The Year We Fell Down (The Ivy Years, #1)

Birth control. “Okay.” It might be tricky, though, because my history with blood clots would probably make me ineligible for the pill. But I would ask.

Hartley closed his eyes before continuing. “When I was little, my father’s parents used to send us money every month. But when I was six, they stopped, and he was supposed to start. But he never sent us a dime.”

“Classy,” I said. “And your mother didn’t go after him?”

He shook his head. “She said she wouldn’t embarrass him publicly. No matter that she was always embarrassed. No money, no dad to teach me to tie up my hockey skates…” he trailed off. I leaned over and kissed the velvety skin on his shoulder. “Mmm,” he smiled. “What was I saying?”

I stopped kissing him. “Your asshole father.”

“Right. Well, here I am in the hallowed halls of Harkness, working my tail off. I’ve learned to forget about him, except when I see his name in the newspaper.”

“You do?”

He nodded. “He’s a film producer — very successful. Top shelf. And that fucked with me too. I kept thinking that if I was successful, then maybe he’d acknowledge me. I even picked this school because of him.”

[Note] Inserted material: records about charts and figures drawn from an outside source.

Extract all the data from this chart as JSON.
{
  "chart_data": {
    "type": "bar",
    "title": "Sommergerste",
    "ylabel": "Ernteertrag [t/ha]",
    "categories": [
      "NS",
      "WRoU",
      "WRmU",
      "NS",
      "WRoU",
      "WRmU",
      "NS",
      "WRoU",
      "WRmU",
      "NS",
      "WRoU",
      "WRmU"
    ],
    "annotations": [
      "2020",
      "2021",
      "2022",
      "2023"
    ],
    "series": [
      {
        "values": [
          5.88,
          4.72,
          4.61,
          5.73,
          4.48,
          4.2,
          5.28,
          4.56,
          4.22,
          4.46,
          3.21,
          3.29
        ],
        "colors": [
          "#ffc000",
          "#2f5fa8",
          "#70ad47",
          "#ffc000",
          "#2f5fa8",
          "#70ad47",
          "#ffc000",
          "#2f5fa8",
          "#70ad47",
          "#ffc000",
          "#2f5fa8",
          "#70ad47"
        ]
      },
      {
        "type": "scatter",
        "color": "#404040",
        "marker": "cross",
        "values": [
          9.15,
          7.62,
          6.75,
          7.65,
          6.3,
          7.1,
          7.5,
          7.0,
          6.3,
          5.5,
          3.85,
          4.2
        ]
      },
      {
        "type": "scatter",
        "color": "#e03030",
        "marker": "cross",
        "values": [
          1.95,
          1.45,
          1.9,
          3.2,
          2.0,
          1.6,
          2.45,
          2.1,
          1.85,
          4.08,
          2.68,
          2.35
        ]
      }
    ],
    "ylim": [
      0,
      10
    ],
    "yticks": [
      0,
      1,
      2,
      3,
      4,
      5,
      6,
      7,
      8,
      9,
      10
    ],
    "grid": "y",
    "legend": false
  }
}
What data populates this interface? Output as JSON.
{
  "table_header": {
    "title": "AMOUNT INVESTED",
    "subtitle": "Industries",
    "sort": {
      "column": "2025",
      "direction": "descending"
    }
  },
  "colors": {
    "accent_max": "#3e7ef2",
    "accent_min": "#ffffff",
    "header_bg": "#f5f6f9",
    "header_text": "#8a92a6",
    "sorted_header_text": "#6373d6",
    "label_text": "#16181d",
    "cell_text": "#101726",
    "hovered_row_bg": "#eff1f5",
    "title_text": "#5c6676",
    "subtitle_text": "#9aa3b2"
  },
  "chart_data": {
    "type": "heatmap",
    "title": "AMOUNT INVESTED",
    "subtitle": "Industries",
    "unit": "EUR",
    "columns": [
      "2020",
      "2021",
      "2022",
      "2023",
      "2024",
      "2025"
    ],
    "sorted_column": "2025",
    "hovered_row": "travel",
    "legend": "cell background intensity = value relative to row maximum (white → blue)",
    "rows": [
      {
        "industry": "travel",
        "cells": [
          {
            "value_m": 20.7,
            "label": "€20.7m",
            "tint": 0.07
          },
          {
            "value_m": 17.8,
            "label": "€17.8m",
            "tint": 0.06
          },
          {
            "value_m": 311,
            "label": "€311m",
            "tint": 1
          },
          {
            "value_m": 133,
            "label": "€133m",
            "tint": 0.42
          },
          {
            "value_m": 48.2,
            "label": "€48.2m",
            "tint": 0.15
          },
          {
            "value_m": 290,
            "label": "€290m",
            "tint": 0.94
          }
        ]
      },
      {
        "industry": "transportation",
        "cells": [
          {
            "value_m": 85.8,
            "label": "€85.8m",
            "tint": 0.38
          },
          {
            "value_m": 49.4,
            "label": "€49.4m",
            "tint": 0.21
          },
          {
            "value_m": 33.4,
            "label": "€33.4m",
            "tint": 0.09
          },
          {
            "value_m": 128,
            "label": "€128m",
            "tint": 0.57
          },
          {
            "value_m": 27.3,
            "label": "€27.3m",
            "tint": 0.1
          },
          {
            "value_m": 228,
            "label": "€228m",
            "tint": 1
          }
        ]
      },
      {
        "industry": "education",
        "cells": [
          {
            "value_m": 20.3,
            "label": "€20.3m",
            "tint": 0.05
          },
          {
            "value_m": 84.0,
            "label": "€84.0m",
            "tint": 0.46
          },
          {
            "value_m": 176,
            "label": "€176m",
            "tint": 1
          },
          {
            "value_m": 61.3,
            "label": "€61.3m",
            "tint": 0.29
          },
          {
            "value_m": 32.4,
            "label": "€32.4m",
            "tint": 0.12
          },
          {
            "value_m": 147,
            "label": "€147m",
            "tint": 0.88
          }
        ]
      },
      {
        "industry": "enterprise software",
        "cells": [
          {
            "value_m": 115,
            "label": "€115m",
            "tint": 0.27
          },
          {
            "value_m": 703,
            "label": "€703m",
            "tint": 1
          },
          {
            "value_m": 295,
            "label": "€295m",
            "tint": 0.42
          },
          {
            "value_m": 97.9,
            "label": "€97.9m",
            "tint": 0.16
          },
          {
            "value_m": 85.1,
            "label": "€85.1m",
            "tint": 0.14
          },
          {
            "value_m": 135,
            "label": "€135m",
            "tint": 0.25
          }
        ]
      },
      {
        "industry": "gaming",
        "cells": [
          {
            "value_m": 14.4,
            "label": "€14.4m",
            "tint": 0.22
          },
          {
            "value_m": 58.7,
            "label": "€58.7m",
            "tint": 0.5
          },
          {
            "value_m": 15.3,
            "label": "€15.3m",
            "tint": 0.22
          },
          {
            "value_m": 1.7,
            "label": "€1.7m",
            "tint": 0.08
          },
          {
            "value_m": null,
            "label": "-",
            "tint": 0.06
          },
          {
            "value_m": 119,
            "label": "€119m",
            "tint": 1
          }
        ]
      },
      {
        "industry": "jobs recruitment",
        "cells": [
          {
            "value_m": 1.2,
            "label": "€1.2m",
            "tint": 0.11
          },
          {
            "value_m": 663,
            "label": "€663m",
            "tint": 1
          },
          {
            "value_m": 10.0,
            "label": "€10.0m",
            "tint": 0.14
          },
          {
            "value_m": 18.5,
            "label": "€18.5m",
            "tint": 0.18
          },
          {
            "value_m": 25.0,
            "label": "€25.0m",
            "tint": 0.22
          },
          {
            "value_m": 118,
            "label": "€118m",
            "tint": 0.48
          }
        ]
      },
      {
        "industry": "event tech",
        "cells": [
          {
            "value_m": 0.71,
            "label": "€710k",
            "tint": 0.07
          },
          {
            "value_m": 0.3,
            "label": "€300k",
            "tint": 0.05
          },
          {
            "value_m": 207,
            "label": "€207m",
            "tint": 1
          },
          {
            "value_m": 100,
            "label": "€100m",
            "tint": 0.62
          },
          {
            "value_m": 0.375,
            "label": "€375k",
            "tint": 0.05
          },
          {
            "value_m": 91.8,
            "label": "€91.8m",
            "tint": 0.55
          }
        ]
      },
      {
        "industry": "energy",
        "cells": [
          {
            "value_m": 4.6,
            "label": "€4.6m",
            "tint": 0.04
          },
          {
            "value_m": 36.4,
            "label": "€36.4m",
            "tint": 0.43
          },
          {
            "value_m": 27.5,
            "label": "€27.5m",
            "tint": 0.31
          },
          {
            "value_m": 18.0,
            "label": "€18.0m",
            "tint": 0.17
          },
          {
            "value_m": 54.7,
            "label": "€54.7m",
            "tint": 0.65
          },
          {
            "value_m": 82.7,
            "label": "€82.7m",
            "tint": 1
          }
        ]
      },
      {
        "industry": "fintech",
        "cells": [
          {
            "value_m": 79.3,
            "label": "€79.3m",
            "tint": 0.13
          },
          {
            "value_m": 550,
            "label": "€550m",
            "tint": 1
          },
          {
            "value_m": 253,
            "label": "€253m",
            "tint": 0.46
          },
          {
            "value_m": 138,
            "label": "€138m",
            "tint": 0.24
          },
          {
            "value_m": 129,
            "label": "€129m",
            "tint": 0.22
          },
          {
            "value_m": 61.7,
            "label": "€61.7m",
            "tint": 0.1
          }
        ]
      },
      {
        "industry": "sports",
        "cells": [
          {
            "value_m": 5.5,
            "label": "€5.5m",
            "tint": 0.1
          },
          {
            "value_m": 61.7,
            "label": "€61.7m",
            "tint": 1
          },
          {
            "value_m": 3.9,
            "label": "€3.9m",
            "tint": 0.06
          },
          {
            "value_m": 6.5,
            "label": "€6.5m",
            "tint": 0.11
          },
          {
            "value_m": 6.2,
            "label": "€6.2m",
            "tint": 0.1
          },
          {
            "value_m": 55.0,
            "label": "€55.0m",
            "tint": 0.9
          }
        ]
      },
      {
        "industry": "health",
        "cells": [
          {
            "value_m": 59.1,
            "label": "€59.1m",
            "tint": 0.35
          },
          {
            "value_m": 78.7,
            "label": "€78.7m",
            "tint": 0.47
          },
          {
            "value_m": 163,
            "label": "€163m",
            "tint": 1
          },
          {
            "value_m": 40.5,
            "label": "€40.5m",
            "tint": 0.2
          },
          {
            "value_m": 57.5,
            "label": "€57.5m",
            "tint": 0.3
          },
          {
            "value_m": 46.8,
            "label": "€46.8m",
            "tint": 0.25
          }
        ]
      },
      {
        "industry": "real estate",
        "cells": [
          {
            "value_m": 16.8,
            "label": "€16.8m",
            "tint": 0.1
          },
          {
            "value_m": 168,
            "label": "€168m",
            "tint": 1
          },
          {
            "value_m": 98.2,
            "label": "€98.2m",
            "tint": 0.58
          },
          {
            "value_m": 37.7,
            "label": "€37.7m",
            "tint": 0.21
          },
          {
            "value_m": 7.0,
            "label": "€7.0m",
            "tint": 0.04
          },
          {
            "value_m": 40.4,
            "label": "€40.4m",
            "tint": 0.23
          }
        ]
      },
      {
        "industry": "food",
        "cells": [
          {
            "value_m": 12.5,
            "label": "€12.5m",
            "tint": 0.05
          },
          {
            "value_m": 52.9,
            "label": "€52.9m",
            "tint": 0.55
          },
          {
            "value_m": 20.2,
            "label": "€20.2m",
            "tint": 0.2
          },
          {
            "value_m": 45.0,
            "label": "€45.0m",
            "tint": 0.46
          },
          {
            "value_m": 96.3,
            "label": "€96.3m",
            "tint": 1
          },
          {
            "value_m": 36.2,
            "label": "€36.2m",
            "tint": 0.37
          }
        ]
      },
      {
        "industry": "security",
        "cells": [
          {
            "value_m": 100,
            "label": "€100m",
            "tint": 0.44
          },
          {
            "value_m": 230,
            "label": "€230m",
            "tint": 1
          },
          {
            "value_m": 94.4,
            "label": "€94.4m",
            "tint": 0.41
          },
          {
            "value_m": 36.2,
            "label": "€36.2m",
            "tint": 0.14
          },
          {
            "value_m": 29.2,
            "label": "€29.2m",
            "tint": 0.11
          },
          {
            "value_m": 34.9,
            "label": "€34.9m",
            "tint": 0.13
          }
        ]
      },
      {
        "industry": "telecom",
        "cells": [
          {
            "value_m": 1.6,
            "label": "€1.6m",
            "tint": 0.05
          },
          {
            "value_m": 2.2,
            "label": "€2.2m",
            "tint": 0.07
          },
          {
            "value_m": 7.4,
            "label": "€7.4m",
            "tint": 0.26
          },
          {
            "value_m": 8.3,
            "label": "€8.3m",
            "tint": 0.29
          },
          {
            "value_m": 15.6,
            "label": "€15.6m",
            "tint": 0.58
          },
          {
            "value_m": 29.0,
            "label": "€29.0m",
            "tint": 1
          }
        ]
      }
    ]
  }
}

“But this school is great.”

“It’s great, unless you have a giant chip on your shoulder about rich people. It would have been more my style to take a hockey scholarship at Michigan or somewhere. But I came here, because he’s an alum.”

“Please don’t say you wish you hadn’t come to Harkness.” I nuzzled him.

“That’s not what I said.” He kissed my ear. “It’s just that I chose it for the wrong reasons, and it made my pile of shit deeper.”

I slid my body onto Hartley’s back, spreading out on him as if he were a piece of furniture. “What does your father have to do with Stacia?” I asked.

“Right,” he said. And then he took a deep breath. “Callahan, when you’re pressing your boobs against my back, it’s hard to think.”

“Try.”

“Okay…” he chuckled. “Stacia was dating Fairfax, and I thought she was the bitchiest, most high-maintenance girl I’d ever met. But one night she happened to mention that their neighbor in Greenwich had been to a dinner party her parents gave. Stacia is a big name-dropper.”

“And the neighbor…was your father?”

He nodded.

“Wow. Strange coincidence. So you asked her out because of that? Did you want to meet him?”

He was quiet for a moment. “No, I never tried to meet him. That wasn’t it. It was more like…she was inside the gates, and I was on the outside. So she became very attractive to me. If I could get her to love me, then I’d be a member too.” He swiveled his head around to look up at me. “This shit sounds even worse out loud than it does in my head.”

I sank my thumbs into his shoulder muscles. “Keep shoveling, Hartley.” I massaged his neck and he dropped his head in appreciation.

“Last year was great. I thought so at the time, anyway. I won her off of Fairfax.”

“Ouch,” I said.

He laughed. “That’s the only part of this story that isn’t awful. Because Fairfax didn’t mind that much. There’s only so much Stacia a guy can take. Anyway, I worked hard at being with her. It’s not like I just phoned it in, to get the invite to her mansion. We went on our little adventures, and she can party with the best of them. I took all the crap she could dish out. And every time I drove past my father’s house behind the wheel of Stacia’s Mercedes, it felt damned good.”

I stilled my hands on his back, thinking.

“You can say it,” Hartley said. “Pretty pathetic.”

“There is nothing pathetic about you,” I said. “I only wish you believed it. Did you ever see him?”

“No, and I didn’t expect to. I think he works out of L.A. a lot of the time. But once I saw his kids kicking a ball around on the lawn. It was only for a few seconds, because I had to keep driving. That was hard.”

“Oh my God! You have siblings. What did they look like? Did they look like you?”

He shrugged. “Hard to say. They looked like a Ralph Lauren ad. Clean and shiny. Two boys and a girl.”

Hartley rolled onto his side, sliding me off of him. We faced each other side by side. Self-conscious, I pulled the sheet up, covering my breasts.

“Don’t hide those,” Hartley grinned. “It took me months to get my shit together so that I could see them.”

“Months?”

“Sure.” His smile faded again. “This year has been hard, with the broken leg, no hockey, and no fancy princess around to prop me up. And then I started hanging around with you, Callahan. And that really fucked with my head.”

“Why?”

“Because you were so real. And you weren’t afraid to name all the things that scared you. And I realized I’d never had a single conversation with Stacia like I had with you. I was waiting around for a girl I didn’t love. But she said she still wanted me, and I couldn’t stop thinking it was important.” His eyes were sad. “I was afraid to cut the cord. It made me start hating myself.”